I tre motivi sono inammissibili.

La Corte di merito ha negato, sulla scorta di precise fonti informative, menzionate nel corpo del provvedimento, che il Ghana si trovi in una “situazione di sicurezza caratterizzata da particolari criticità”, osservando, anzi, come negli ultimi anni il paese sia stato caratterizzato da “un assetto politico-istituzionale stabile”. Ciò detto, l’istante, con i motivi in esame, finisce per contestare il giudizio espresso dal Tribunale: ma è noto che la violenza indiscriminata in situazioni di conflitto armato, interno o internazionale, costituisce oggetto di un apprezzamento di fatto rimesso al giudice del merito (Cass. 12 dicembre 2018, n. 32064). Per completezza, va osservato che il terzo mezzo contiene un generico riferimento a dichiarazioni ed allegazioni, laddove l’art. 360 c.p.c., comma 1, n. 5, riformulato dal D.L. n. 83 del 2012, art. 54, convertito in L. n. 134 del 2012, concerne l’omesso esame di un fatto storico, principale o secondario, la cui esistenza risulti dal testo della sentenza o dagli atti processuali, che abbia costituito oggetto di discussione tra le parti e abbia carattere decisivo, vale a dire che, se esaminato, avrebbe determinato un esito diverso della controversia (Cass. Sez.
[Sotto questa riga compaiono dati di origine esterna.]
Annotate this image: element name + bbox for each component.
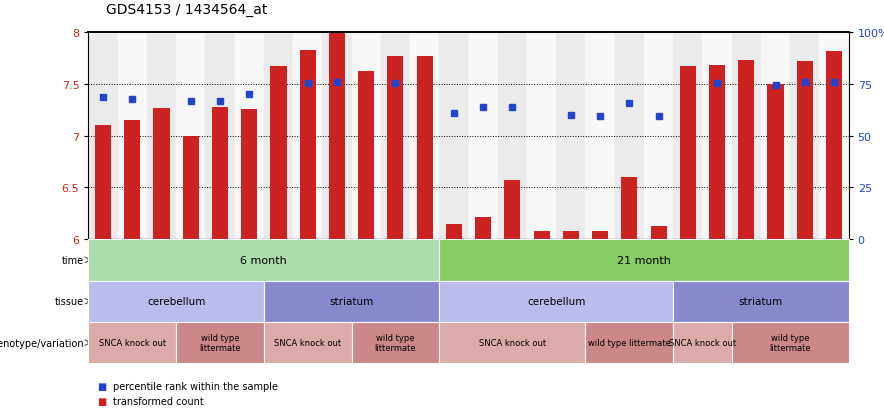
Bar (498, 33, 527, 240)
Bar (621, 178, 637, 240)
Bar (271, 67, 286, 240)
Bar (614, 33, 644, 240)
Bar (534, 231, 550, 240)
Bar (352, 33, 381, 240)
Text: GDS4153 / 1434564_at: GDS4153 / 1434564_at (106, 2, 268, 17)
Text: wild type
littermate: wild type littermate (199, 333, 240, 352)
Text: wild type
littermate: wild type littermate (769, 333, 811, 352)
Bar (300, 50, 316, 240)
Bar (118, 33, 147, 240)
Text: cerebellum: cerebellum (147, 297, 205, 306)
Text: tissue: tissue (55, 297, 84, 306)
Text: percentile rank within the sample: percentile rank within the sample (113, 381, 278, 391)
Bar (644, 33, 674, 240)
Bar (387, 57, 403, 240)
Bar (732, 33, 761, 240)
Text: 6 month: 6 month (240, 255, 287, 265)
Bar (241, 109, 257, 240)
Bar (767, 85, 783, 240)
Bar (410, 33, 439, 240)
Text: striatum: striatum (330, 297, 374, 306)
Bar (154, 109, 170, 240)
Bar (329, 34, 345, 240)
Bar (585, 33, 614, 240)
Bar (826, 52, 842, 240)
Bar (563, 231, 579, 240)
Text: 21 month: 21 month (617, 255, 671, 265)
Text: wild type littermate: wild type littermate (588, 338, 671, 347)
Bar (358, 72, 374, 240)
Bar (709, 66, 725, 240)
Bar (263, 33, 293, 240)
Bar (761, 33, 790, 240)
Bar (234, 33, 263, 240)
Bar (703, 33, 732, 240)
Text: SNCA knock out: SNCA knock out (99, 338, 166, 347)
Text: ■: ■ (97, 381, 106, 391)
Text: striatum: striatum (739, 297, 783, 306)
Bar (738, 61, 754, 240)
Text: SNCA knock out: SNCA knock out (274, 338, 341, 347)
Bar (176, 33, 205, 240)
Bar (446, 224, 462, 240)
Bar (205, 33, 234, 240)
Text: ■: ■ (97, 396, 106, 406)
Bar (790, 33, 819, 240)
Bar (819, 33, 849, 240)
Bar (125, 121, 141, 240)
Bar (527, 33, 556, 240)
Bar (680, 67, 696, 240)
Text: SNCA knock out: SNCA knock out (669, 338, 736, 347)
Bar (505, 180, 521, 240)
Bar (556, 33, 585, 240)
Bar (88, 33, 118, 240)
Bar (674, 33, 703, 240)
Bar (323, 33, 352, 240)
Bar (381, 33, 410, 240)
Bar (147, 33, 176, 240)
Text: genotype/variation: genotype/variation (0, 338, 84, 348)
Text: cerebellum: cerebellum (527, 297, 585, 306)
Bar (416, 57, 432, 240)
Bar (439, 33, 469, 240)
Bar (95, 126, 111, 240)
Bar (183, 136, 199, 240)
Bar (293, 33, 323, 240)
Text: time: time (62, 255, 84, 265)
Text: transformed count: transformed count (113, 396, 204, 406)
Bar (796, 62, 812, 240)
Text: SNCA knock out: SNCA knock out (479, 338, 546, 347)
Text: wild type
littermate: wild type littermate (375, 333, 416, 352)
Bar (651, 226, 667, 240)
Bar (212, 107, 228, 240)
Bar (475, 218, 492, 240)
Bar (592, 231, 608, 240)
Bar (469, 33, 498, 240)
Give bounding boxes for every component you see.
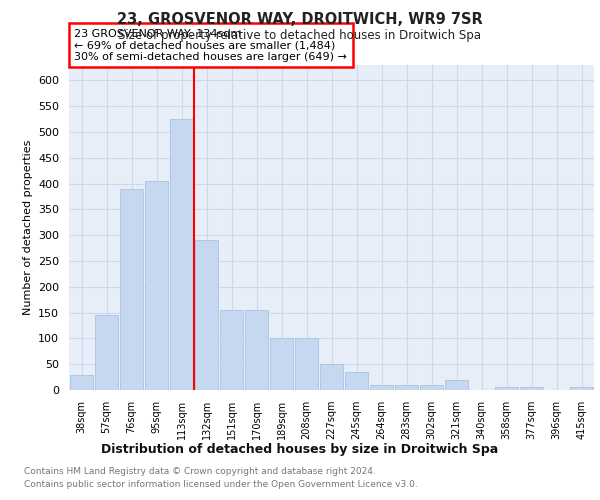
Bar	[520, 388, 543, 390]
Bar	[95, 315, 118, 390]
Bar	[320, 364, 343, 390]
Bar	[495, 388, 518, 390]
Bar	[370, 385, 393, 390]
Bar	[220, 310, 243, 390]
Bar	[395, 385, 418, 390]
Bar	[120, 189, 143, 390]
Bar	[420, 385, 443, 390]
Text: Distribution of detached houses by size in Droitwich Spa: Distribution of detached houses by size …	[101, 442, 499, 456]
Bar	[345, 372, 368, 390]
Bar	[295, 338, 318, 390]
Text: 23 GROSVENOR WAY: 134sqm
← 69% of detached houses are smaller (1,484)
30% of sem: 23 GROSVENOR WAY: 134sqm ← 69% of detach…	[74, 28, 347, 62]
Bar	[145, 181, 168, 390]
Text: 23, GROSVENOR WAY, DROITWICH, WR9 7SR: 23, GROSVENOR WAY, DROITWICH, WR9 7SR	[117, 12, 483, 28]
Bar	[195, 240, 218, 390]
Bar	[270, 338, 293, 390]
Bar	[70, 374, 93, 390]
Bar	[445, 380, 468, 390]
Bar	[570, 388, 593, 390]
Y-axis label: Number of detached properties: Number of detached properties	[23, 140, 32, 315]
Bar	[245, 310, 268, 390]
Text: Contains public sector information licensed under the Open Government Licence v3: Contains public sector information licen…	[24, 480, 418, 489]
Text: Size of property relative to detached houses in Droitwich Spa: Size of property relative to detached ho…	[119, 28, 482, 42]
Text: Contains HM Land Registry data © Crown copyright and database right 2024.: Contains HM Land Registry data © Crown c…	[24, 468, 376, 476]
Bar	[170, 119, 193, 390]
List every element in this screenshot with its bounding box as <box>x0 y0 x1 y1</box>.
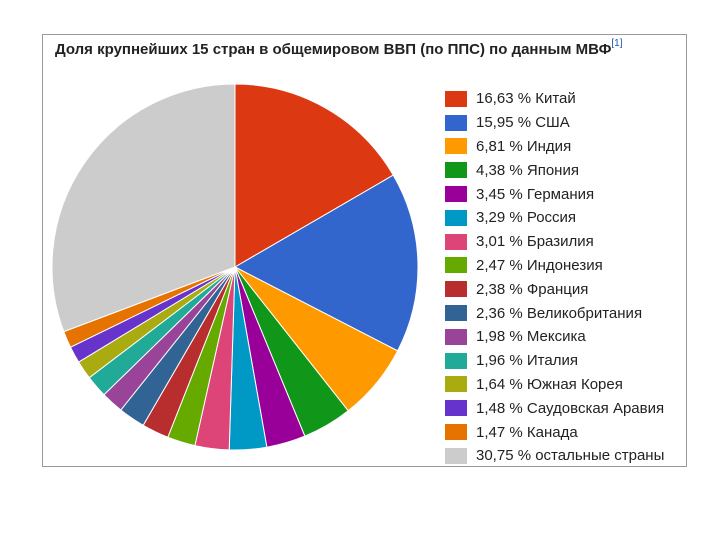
legend-label: 3,45 % Германия <box>476 185 595 203</box>
legend-swatch <box>445 209 467 226</box>
legend-item-13[interactable]: 1,48 % Саудовская Аравия <box>445 396 664 420</box>
chart-legend: 16,63 % Китай 15,95 % США 6,81 % Индия 4,38… <box>445 87 664 468</box>
pie-chart <box>51 83 419 451</box>
legend-item-15[interactable]: 30,75 % остальные страны <box>445 444 664 468</box>
legend-label: 4,38 % Япония <box>476 161 579 179</box>
legend-label: 1,64 % Южная Корея <box>476 375 623 393</box>
legend-item-2[interactable]: 6,81 % Индия <box>445 135 664 159</box>
chart-frame: Доля крупнейших 15 стран в общемировом В… <box>42 34 687 467</box>
legend-item-7[interactable]: 2,47 % Индонезия <box>445 254 664 278</box>
legend-item-9[interactable]: 2,36 % Великобритания <box>445 301 664 325</box>
legend-item-6[interactable]: 3,01 % Бразилия <box>445 230 664 254</box>
legend-label: 1,98 % Мексика <box>476 328 586 346</box>
legend-swatch <box>445 233 467 250</box>
legend-label: 3,29 % Россия <box>476 209 577 227</box>
title-reference-link[interactable]: [1] <box>611 38 623 49</box>
legend-swatch <box>445 138 467 155</box>
legend-label: 2,47 % Индонезия <box>476 256 603 274</box>
legend-label: 1,96 % Италия <box>476 352 578 370</box>
legend-label: 2,36 % Великобритания <box>476 304 643 322</box>
legend-label: 2,38 % Франция <box>476 280 589 298</box>
legend-swatch <box>445 400 467 417</box>
legend-swatch <box>445 305 467 322</box>
legend-swatch <box>445 90 467 107</box>
legend-label: 6,81 % Индия <box>476 137 572 155</box>
legend-item-12[interactable]: 1,64 % Южная Корея <box>445 373 664 397</box>
legend-label: 16,63 % Китай <box>476 90 576 108</box>
pie-slice-0[interactable] <box>234 83 394 268</box>
legend-item-0[interactable]: 16,63 % Китай <box>445 87 664 111</box>
legend-swatch <box>445 447 467 464</box>
legend-swatch <box>445 376 467 393</box>
legend-item-1[interactable]: 15,95 % США <box>445 111 664 135</box>
legend-swatch <box>445 114 467 131</box>
legend-item-3[interactable]: 4,38 % Япония <box>445 158 664 182</box>
pie-slice-15[interactable] <box>51 83 236 333</box>
legend-label: 30,75 % остальные страны <box>476 447 665 465</box>
legend-swatch <box>445 162 467 179</box>
legend-label: 1,48 % Саудовская Аравия <box>476 399 665 417</box>
legend-swatch <box>445 424 467 441</box>
legend-item-5[interactable]: 3,29 % Россия <box>445 206 664 230</box>
legend-item-8[interactable]: 2,38 % Франция <box>445 277 664 301</box>
legend-swatch <box>445 328 467 345</box>
legend-label: 15,95 % США <box>476 114 570 132</box>
legend-swatch <box>445 186 467 203</box>
legend-item-14[interactable]: 1,47 % Канада <box>445 420 664 444</box>
legend-label: 1,47 % Канада <box>476 423 578 441</box>
legend-item-10[interactable]: 1,98 % Мексика <box>445 325 664 349</box>
legend-swatch <box>445 352 467 369</box>
legend-item-11[interactable]: 1,96 % Италия <box>445 349 664 373</box>
legend-item-4[interactable]: 3,45 % Германия <box>445 182 664 206</box>
legend-swatch <box>445 257 467 274</box>
chart-title-text: Доля крупнейших 15 стран в общемировом В… <box>55 41 612 58</box>
chart-title: Доля крупнейших 15 стран в общемировом В… <box>55 38 623 58</box>
pie-slice-1[interactable] <box>233 174 419 352</box>
legend-swatch <box>445 281 467 298</box>
legend-label: 3,01 % Бразилия <box>476 233 594 251</box>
U. 7 aprile 2014, nn. 8053e 8054, secondo cui, in conseguenza, nel rigoroso rispetto delle previsioni dell’art. 366 c.p.c., comma 1, n. 6, e art. 369 c.p.c., comma 2, n. 4, il ricorrente deve indicare il “fatto storico”, il cui esame sia stato omesso, il “dato”, testuale o extratestuale, da cui esso risulti esistente, il “come” e il “quando” tale fatto sia stato oggetto di discussione processuale tra le parti e la sua “decisività”, fermo restando che l’omesso esame di elementi istruttori non integra, di per sé, il vizio di omesso esame di un fatto decisivo qualora il fatto storico, rilevante in causa, sia stato comunque preso in considerazione dal giudice, ancorché la sentenza non abbia dato conto di tutte le risultanze probatorie).

3. – Il quinto motivo censura la sentenza per l’errata applicazione del D.Lgs. n. 286 del 1998, art. 5, comma 6, in relazione alla mancata concessione del permesso di soggiorno per motivi umanitari. Assume il ricorrente che non sarebbe stato preso in considerazione il dato della propria integrazione sociale.

Il motivo è inammissibile. Dato preliminarmente atto dell’irritualità della produzione documentale attuata con la memoria, la censura si mostra non aderente all’impugnata pronuncia, la quale ha escluso che l’apprendimento della lingua italiana e lo svolgimento di lavori part time non consentano di ritenere integrati gli estremi di un’adeguata integrazione nel territorio nazionale: tanto più che – ha spiegato la Corte di merito – l’attività all’epoca svolta non sarebbe stata sufficiente a garantire mezzi adeguati di sostentamento.

4. – Il ricorso va in conclusione dichiarato inammissibile.

5. – Non è luogo a pronuncia sulle spese.

P.Q.M.

La Corte dichiara inammissibile il ricorso; ai sensi del D.P.R. n. 115 del 2002, art. 13, comma 1 quater, inserito dalla L. n. 228 del 2012, art. 1, comma 17, dà atto della sussistenza dei presupposti per il versamento, da parte del ricorrente, dell’ulteriore importo a titolo di contributo unificato pari a quello stabilito per il ricorso, ove dovuto.

Così deciso in Roma, nella Camera di consiglio della 1 Sezione Civile, il 19 maggio 2021.